Where there are several doctors working together in a health centre, you may not see the same one each time, although you may able to book an appointment with the same doctor at some centres for continuing treatment for a specific health issue, if you wish. Most doctors have appointment systems (including online) while others work on a first-come-first-served basis.

Sometimes patients are given the same appointment time with a slip of paper bearing a number showing the level of priority, which can mean long waiting times –  shorter waiting time is one main reason why some people choose private healthcare. Doctors don’t usually make home visits.

Up to the age of 15 children see a paediatrician, after which they transfer to a general practitioner.

For expats in Spain, if you have a long-term medical condition it is useful to bring information from the doctor in your home country to give to your Spanish doctor.

If you want to change doctors, you can simply re-register with another local practice.
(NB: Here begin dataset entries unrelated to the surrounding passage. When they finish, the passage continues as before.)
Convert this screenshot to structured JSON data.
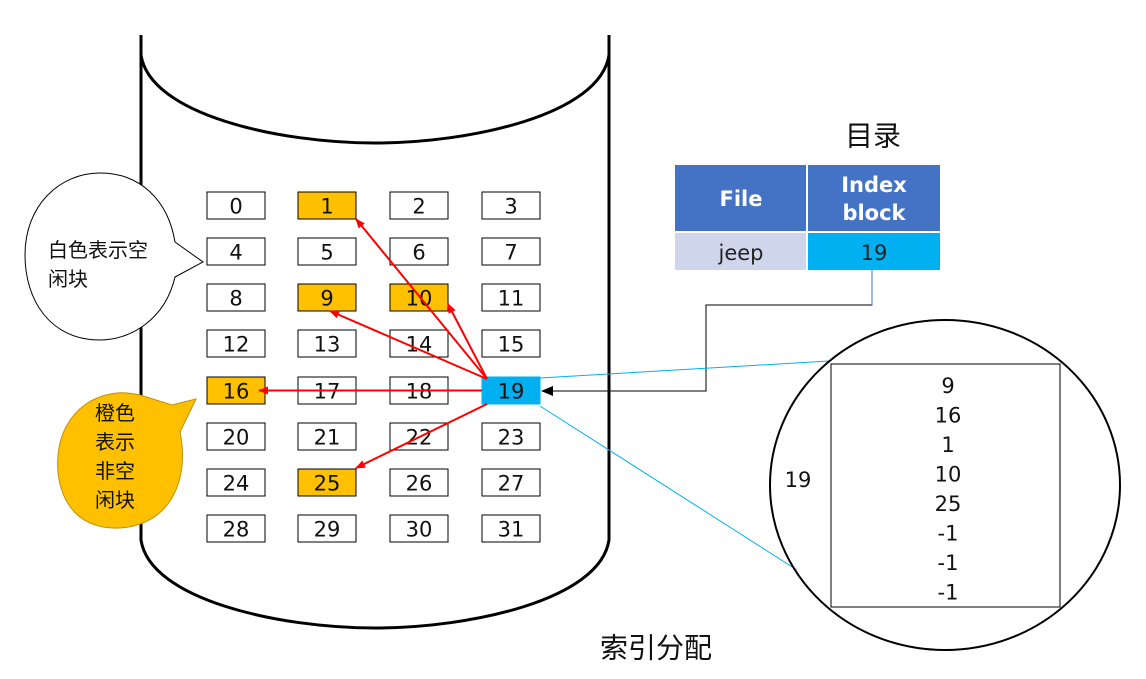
{
  "title": "索引分配",
  "disk": {
    "blocks": [
      {
        "n": "0",
        "state": "free"
      },
      {
        "n": "1",
        "state": "used"
      },
      {
        "n": "2",
        "state": "free"
      },
      {
        "n": "3",
        "state": "free"
      },
      {
        "n": "4",
        "state": "free"
      },
      {
        "n": "5",
        "state": "free"
      },
      {
        "n": "6",
        "state": "free"
      },
      {
        "n": "7",
        "state": "free"
      },
      {
        "n": "8",
        "state": "free"
      },
      {
        "n": "9",
        "state": "used"
      },
      {
        "n": "10",
        "state": "used"
      },
      {
        "n": "11",
        "state": "free"
      },
      {
        "n": "12",
        "state": "free"
      },
      {
        "n": "13",
        "state": "free"
      },
      {
        "n": "14",
        "state": "free"
      },
      {
        "n": "15",
        "state": "free"
      },
      {
        "n": "16",
        "state": "used"
      },
      {
        "n": "17",
        "state": "free"
      },
      {
        "n": "18",
        "state": "free"
      },
      {
        "n": "19",
        "state": "index"
      },
      {
        "n": "20",
        "state": "free"
      },
      {
        "n": "21",
        "state": "free"
      },
      {
        "n": "22",
        "state": "free"
      },
      {
        "n": "23",
        "state": "free"
      },
      {
        "n": "24",
        "state": "free"
      },
      {
        "n": "25",
        "state": "used"
      },
      {
        "n": "26",
        "state": "free"
      },
      {
        "n": "27",
        "state": "free"
      },
      {
        "n": "28",
        "state": "free"
      },
      {
        "n": "29",
        "state": "free"
      },
      {
        "n": "30",
        "state": "free"
      },
      {
        "n": "31",
        "state": "free"
      }
    ],
    "index_block": 19,
    "pointers_to": [
      1,
      9,
      10,
      16,
      25
    ]
  },
  "colors": {
    "free": "#ffffff",
    "used": "#ffc000",
    "index": "#00b0f0",
    "arrow": "#ff0000",
    "header": "#4472c4",
    "file_cell": "#cfd5ea",
    "zoom_line": "#00b0f0"
  },
  "callouts": {
    "free_lines": [
      "白色表示空",
      "闲块"
    ],
    "used_lines": [
      "橙色",
      "表示",
      "非空",
      "闲块"
    ]
  },
  "directory": {
    "title": "目录",
    "headers": [
      "File",
      "Index block"
    ],
    "header_lines": [
      [
        "File"
      ],
      [
        "Index",
        "block"
      ]
    ],
    "rows": [
      {
        "file": "jeep",
        "index_block": "19"
      }
    ]
  },
  "index_block_detail": {
    "label": "19",
    "entries": [
      "9",
      "16",
      "1",
      "10",
      "25",
      "-1",
      "-1",
      "-1"
    ]
  }
}
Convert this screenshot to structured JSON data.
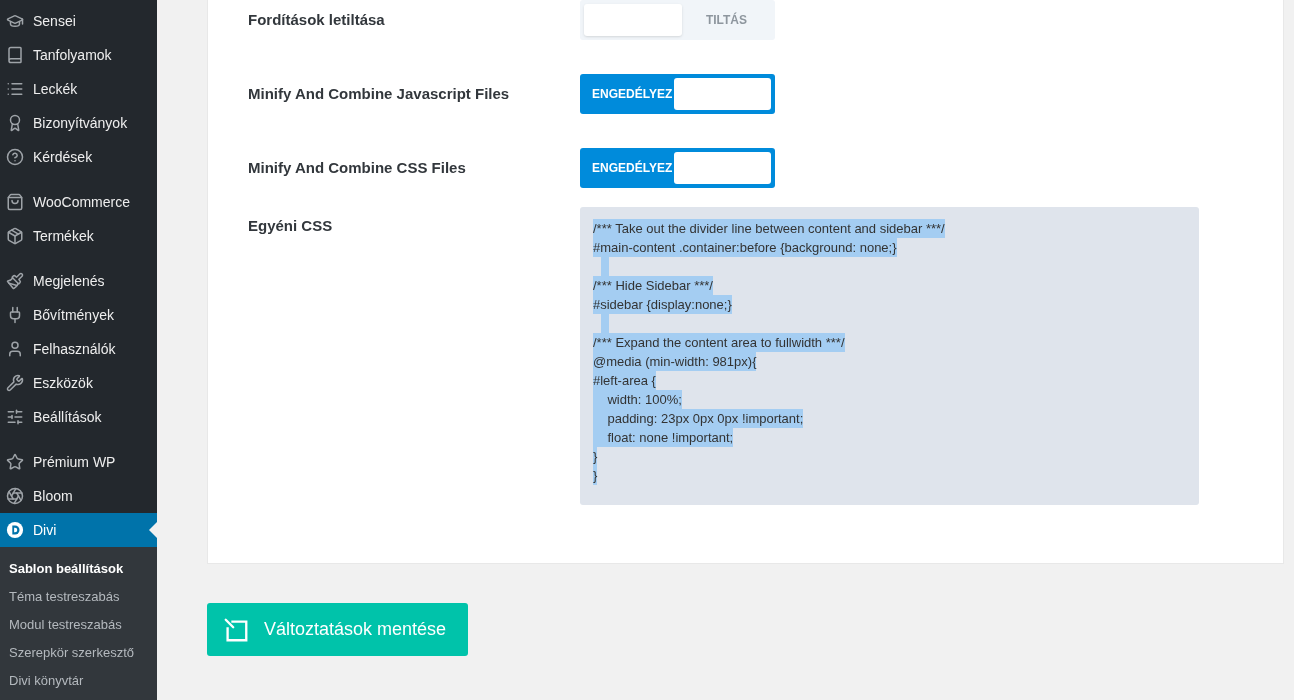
{
  "sidebar": {
    "groups": [
      {
        "items": [
          {
            "label": "Sensei",
            "selected": false
          },
          {
            "label": "Tanfolyamok",
            "selected": false
          },
          {
            "label": "Leckék",
            "selected": false
          },
          {
            "label": "Bizonyítványok",
            "selected": false
          },
          {
            "label": "Kérdések",
            "selected": false
          }
        ]
      },
      {
        "items": [
          {
            "label": "WooCommerce",
            "selected": false
          },
          {
            "label": "Termékek",
            "selected": false
          }
        ]
      },
      {
        "items": [
          {
            "label": "Megjelenés",
            "selected": false
          },
          {
            "label": "Bővítmények",
            "selected": false
          },
          {
            "label": "Felhasználók",
            "selected": false
          },
          {
            "label": "Eszközök",
            "selected": false
          },
          {
            "label": "Beállítások",
            "selected": false
          }
        ]
      },
      {
        "items": [
          {
            "label": "Prémium WP",
            "selected": false
          },
          {
            "label": "Bloom",
            "selected": false
          },
          {
            "label": "Divi",
            "selected": true
          }
        ]
      }
    ],
    "submenu": [
      {
        "label": "Sablon beállítások",
        "selected": true
      },
      {
        "label": "Téma testreszabás",
        "selected": false
      },
      {
        "label": "Modul testreszabás",
        "selected": false
      },
      {
        "label": "Szerepkör szerkesztő",
        "selected": false
      },
      {
        "label": "Divi könyvtár",
        "selected": false
      }
    ]
  },
  "settings": [
    {
      "kind": "toggle",
      "label": "Fordítások letiltása",
      "on": false,
      "state_text": "TILTÁS"
    },
    {
      "kind": "toggle",
      "label": "Minify And Combine Javascript Files",
      "on": true,
      "state_text": "ENGEDÉLYEZ"
    },
    {
      "kind": "toggle",
      "label": "Minify And Combine CSS Files",
      "on": true,
      "state_text": "ENGEDÉLYEZ"
    },
    {
      "kind": "code",
      "label": "Egyéni CSS",
      "value": "/*** Take out the divider line between content and sidebar ***/\n#main-content .container:before {background: none;}\n\n/*** Hide Sidebar ***/\n#sidebar {display:none;}\n\n/*** Expand the content area to fullwidth ***/\n@media (min-width: 981px){\n#left-area {\n    width: 100%;\n    padding: 23px 0px 0px !important;\n    float: none !important;\n}\n}"
    }
  ],
  "save_button": {
    "label": "Változtatások mentése"
  }
}
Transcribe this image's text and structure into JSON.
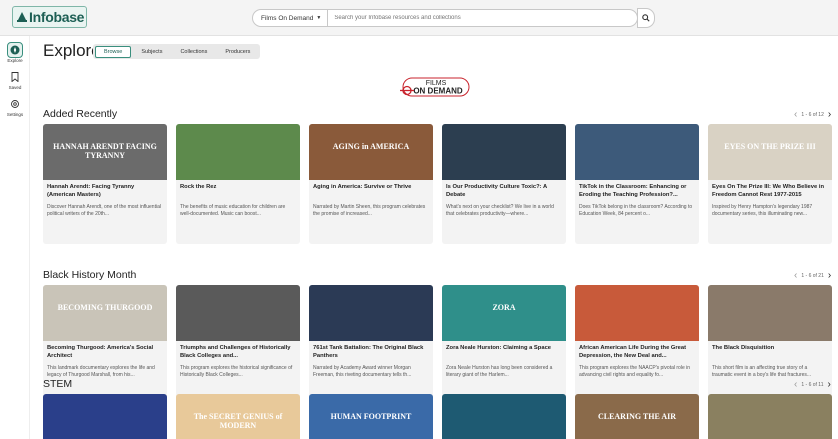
{
  "header": {
    "logo_text": "Infobase",
    "source_select": "Films On Demand",
    "search_placeholder": "Search your Infobase resources and collections"
  },
  "sidebar": {
    "items": [
      {
        "label": "Explore",
        "icon": "compass-icon"
      },
      {
        "label": "Saved",
        "icon": "bookmark-icon"
      },
      {
        "label": "Settings",
        "icon": "gear-icon"
      }
    ]
  },
  "main": {
    "title": "Explore",
    "tabs": [
      "Browse",
      "Subjects",
      "Collections",
      "Producers"
    ],
    "brand_top": "FILMS",
    "brand_bottom": "ON DEMAND"
  },
  "sections": [
    {
      "title": "Added Recently",
      "pager": "1 - 6 of 12",
      "cards": [
        {
          "title": "Hannah Arendt: Facing Tyranny (American Masters)",
          "desc": "Discover Hannah Arendt, one of the most influential political writers of the 20th...",
          "thumb_text": "HANNAH ARENDT FACING TYRANNY",
          "thumb_color": "#6b6b6b"
        },
        {
          "title": "Rock the Rez",
          "desc": "The benefits of music education for children are well-documented. Music can boost...",
          "thumb_text": "",
          "thumb_color": "#5d8a4c"
        },
        {
          "title": "Aging in America: Survive or Thrive",
          "desc": "Narrated by Martin Sheen, this program celebrates the promise of increased...",
          "thumb_text": "AGING in AMERICA",
          "thumb_color": "#8a5a3a"
        },
        {
          "title": "Is Our Productivity Culture Toxic?: A Debate",
          "desc": "What's next on your checklist? We live in a world that celebrates productivity—where...",
          "thumb_text": "",
          "thumb_color": "#2c3e50"
        },
        {
          "title": "TikTok in the Classroom: Enhancing or Eroding the Teaching Profession?...",
          "desc": "Does TikTok belong in the classroom? According to Education Week, 84 percent o...",
          "thumb_text": "",
          "thumb_color": "#3d5a7a"
        },
        {
          "title": "Eyes On The Prize III: We Who Believe in Freedom Cannot Rest 1977-2015",
          "desc": "Inspired by Henry Hampton's legendary 1987 documentary series, this illuminating new...",
          "thumb_text": "EYES ON THE PRIZE III",
          "thumb_color": "#d9d2c4"
        }
      ]
    },
    {
      "title": "Black History Month",
      "pager": "1 - 6 of 21",
      "cards": [
        {
          "title": "Becoming Thurgood: America's Social Architect",
          "desc": "This landmark documentary explores the life and legacy of Thurgood Marshall, from his...",
          "thumb_text": "BECOMING THURGOOD",
          "thumb_color": "#c9c4b8"
        },
        {
          "title": "Triumphs and Challenges of Historically Black Colleges and...",
          "desc": "This program explores the historical significance of Historically Black Colleges...",
          "thumb_text": "",
          "thumb_color": "#5a5a5a"
        },
        {
          "title": "761st Tank Battalion: The Original Black Panthers",
          "desc": "Narrated by Academy Award winner Morgan Freeman, this riveting documentary tells th...",
          "thumb_text": "",
          "thumb_color": "#2b3a55"
        },
        {
          "title": "Zora Neale Hurston: Claiming a Space",
          "desc": "Zora Neale Hurston has long been considered a literary giant of the Harlem...",
          "thumb_text": "ZORA",
          "thumb_color": "#2f8f8a"
        },
        {
          "title": "African American Life During the Great Depression, the New Deal and...",
          "desc": "This program explores the NAACP's pivotal role in advancing civil rights and equality fo...",
          "thumb_text": "",
          "thumb_color": "#c85a3a"
        },
        {
          "title": "The Black Disquisition",
          "desc": "This short film is an affecting true story of a traumatic event in a boy's life that fractures...",
          "thumb_text": "",
          "thumb_color": "#8a7a6a"
        }
      ]
    },
    {
      "title": "STEM",
      "pager": "1 - 6 of 11",
      "cards": [
        {
          "title": "",
          "desc": "",
          "thumb_text": "",
          "thumb_color": "#2a3f8a"
        },
        {
          "title": "",
          "desc": "",
          "thumb_text": "The SECRET GENIUS of MODERN",
          "thumb_color": "#e8c99a"
        },
        {
          "title": "",
          "desc": "",
          "thumb_text": "HUMAN FOOTPRINT",
          "thumb_color": "#3a6aa8"
        },
        {
          "title": "",
          "desc": "",
          "thumb_text": "",
          "thumb_color": "#1e5a72"
        },
        {
          "title": "",
          "desc": "",
          "thumb_text": "CLEARING THE AIR",
          "thumb_color": "#8a6a4a"
        },
        {
          "title": "",
          "desc": "",
          "thumb_text": "",
          "thumb_color": "#8a8060"
        }
      ]
    }
  ],
  "colors": {
    "accent": "#1c5f54",
    "brand_red": "#c8232c"
  }
}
Seeing a specialist doctor in Spain

If you want to see a specialist through the state system you need to be referred by your family doctor. If you have private health insurance you may be able to visit a specialist clinic directly, although some health insurance companies have lists of approved doctors you must choose from. With private health insurance, you will get an appointment faster than through the state system and you may be able to have an English-speaking medic, if that is important to you.

Getting hospital treatment in Spain

You need a referral from a doctor to get hospital treatment, unless in an emergency. Over half of all Spanish hospitals are privately owned and some hospitals offer both private and public healthcare, so make sure beforehand that you (and the hospital) are clear about which type you want. You will need to show your social security card or proof of private insurance on your first visit.